## Frattini argument, a special variant.

Hi: In the following, G is a group that acts on the set $\displaystyle \Omega$. For $\displaystyle \alpha \in \Omega, G_\alpha := \{x \in G | \alpha x = \alpha\}$.

Proposition: Suppose that G contains a normal subgroup N, which acts transitively on $\displaystyle \Omega$. Then $\displaystyle G = G_\alpha N$ for every $\displaystyle \alpha \in \Omega$. In particular, $\displaystyle G_\alpha$ is a complement of N in G if $\displaystyle N_\alpha= 1$.
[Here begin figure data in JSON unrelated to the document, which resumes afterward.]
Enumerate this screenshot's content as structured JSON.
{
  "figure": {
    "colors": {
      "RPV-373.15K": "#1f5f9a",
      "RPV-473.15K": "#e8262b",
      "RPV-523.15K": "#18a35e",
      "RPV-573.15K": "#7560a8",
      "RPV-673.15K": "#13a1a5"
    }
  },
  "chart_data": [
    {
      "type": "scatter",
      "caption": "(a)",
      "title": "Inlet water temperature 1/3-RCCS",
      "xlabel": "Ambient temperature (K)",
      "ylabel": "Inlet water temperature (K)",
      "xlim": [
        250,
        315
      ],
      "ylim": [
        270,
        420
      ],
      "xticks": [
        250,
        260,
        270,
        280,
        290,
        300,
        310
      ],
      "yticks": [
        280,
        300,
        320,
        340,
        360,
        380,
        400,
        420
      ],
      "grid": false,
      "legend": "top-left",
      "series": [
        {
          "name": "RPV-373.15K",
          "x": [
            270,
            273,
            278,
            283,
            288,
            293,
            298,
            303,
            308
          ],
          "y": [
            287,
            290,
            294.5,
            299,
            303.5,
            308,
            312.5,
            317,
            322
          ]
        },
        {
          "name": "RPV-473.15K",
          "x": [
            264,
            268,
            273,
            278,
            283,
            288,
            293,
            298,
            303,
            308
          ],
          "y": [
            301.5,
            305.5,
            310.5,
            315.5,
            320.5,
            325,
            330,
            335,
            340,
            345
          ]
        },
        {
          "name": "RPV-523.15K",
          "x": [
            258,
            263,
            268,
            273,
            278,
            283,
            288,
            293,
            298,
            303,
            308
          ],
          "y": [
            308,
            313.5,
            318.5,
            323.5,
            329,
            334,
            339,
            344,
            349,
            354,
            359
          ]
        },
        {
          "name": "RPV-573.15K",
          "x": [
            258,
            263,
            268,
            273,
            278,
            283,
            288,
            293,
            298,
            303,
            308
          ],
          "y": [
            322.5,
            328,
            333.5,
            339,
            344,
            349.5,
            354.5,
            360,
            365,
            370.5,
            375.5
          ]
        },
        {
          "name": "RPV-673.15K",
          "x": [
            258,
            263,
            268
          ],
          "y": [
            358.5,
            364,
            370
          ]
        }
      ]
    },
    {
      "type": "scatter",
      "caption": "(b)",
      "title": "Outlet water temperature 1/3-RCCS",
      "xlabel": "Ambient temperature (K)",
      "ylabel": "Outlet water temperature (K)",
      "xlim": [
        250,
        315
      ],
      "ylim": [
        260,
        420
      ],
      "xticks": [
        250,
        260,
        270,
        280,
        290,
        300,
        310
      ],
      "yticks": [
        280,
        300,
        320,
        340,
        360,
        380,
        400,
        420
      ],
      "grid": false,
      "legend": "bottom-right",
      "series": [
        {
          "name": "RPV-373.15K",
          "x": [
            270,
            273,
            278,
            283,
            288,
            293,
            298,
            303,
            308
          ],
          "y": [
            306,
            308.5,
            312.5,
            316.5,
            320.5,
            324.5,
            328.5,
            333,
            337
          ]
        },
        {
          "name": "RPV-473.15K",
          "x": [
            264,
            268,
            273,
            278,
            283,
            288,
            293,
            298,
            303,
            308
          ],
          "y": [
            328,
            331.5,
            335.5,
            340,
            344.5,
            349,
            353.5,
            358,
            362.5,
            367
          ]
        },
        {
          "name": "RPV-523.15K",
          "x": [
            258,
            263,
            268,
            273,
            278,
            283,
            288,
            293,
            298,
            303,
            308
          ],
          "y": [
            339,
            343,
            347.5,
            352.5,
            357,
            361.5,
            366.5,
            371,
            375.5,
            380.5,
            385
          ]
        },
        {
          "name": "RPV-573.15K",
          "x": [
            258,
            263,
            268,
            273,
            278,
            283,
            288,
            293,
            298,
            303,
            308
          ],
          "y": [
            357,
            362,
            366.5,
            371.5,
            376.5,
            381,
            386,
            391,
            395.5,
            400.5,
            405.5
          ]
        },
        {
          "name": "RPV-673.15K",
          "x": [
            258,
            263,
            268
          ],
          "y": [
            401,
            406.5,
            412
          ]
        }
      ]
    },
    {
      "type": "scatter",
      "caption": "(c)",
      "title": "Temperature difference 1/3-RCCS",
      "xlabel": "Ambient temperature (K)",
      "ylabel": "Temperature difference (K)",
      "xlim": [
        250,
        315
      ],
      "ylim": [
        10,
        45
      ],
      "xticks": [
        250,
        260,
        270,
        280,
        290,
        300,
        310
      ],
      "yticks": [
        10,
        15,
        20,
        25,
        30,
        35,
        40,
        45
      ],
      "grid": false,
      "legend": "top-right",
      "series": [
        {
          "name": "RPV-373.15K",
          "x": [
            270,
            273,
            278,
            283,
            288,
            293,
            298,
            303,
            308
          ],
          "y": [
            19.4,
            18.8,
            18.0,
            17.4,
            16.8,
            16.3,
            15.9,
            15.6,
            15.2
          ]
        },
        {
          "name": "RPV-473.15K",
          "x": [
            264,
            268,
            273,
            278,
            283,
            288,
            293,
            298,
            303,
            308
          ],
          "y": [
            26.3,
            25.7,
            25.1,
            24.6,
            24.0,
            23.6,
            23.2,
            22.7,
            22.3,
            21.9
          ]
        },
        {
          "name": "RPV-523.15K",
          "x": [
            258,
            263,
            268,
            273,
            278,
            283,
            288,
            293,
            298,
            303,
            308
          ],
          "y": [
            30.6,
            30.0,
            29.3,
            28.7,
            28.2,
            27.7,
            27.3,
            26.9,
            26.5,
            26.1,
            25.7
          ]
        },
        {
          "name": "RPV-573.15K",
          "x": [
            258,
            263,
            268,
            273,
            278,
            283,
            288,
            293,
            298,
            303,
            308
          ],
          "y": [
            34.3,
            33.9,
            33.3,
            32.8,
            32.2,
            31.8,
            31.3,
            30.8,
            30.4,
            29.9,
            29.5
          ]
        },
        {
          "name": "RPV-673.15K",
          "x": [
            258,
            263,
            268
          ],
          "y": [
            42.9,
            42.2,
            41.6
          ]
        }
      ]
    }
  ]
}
This proposition is in a book, Kurzweil - Stellmacher, The Theory of Finite Groups, An Introduction, Springer, 2004. What I do not understand is why N has to be normal. In the proof given by the author, no use is made of that fact. The proof runs like this:

Let $\displaystyle \alpha \in \Omega$ and $\displaystyle y \in G$. The transitivity of $\displaystyle N$ on $\displaystyle \Omega$ gives an element $\displaystyle x \in N$ such that $\displaystyle \alpha y = \alpha x$. Hence $\displaystyle \alpha yx^{-1} = \alpha$ and thus $\displaystyle yx^{-1} \in G_\alpha$. This shows that $\displaystyle y \in G_\alpha x \subseteq G_\alpha N$.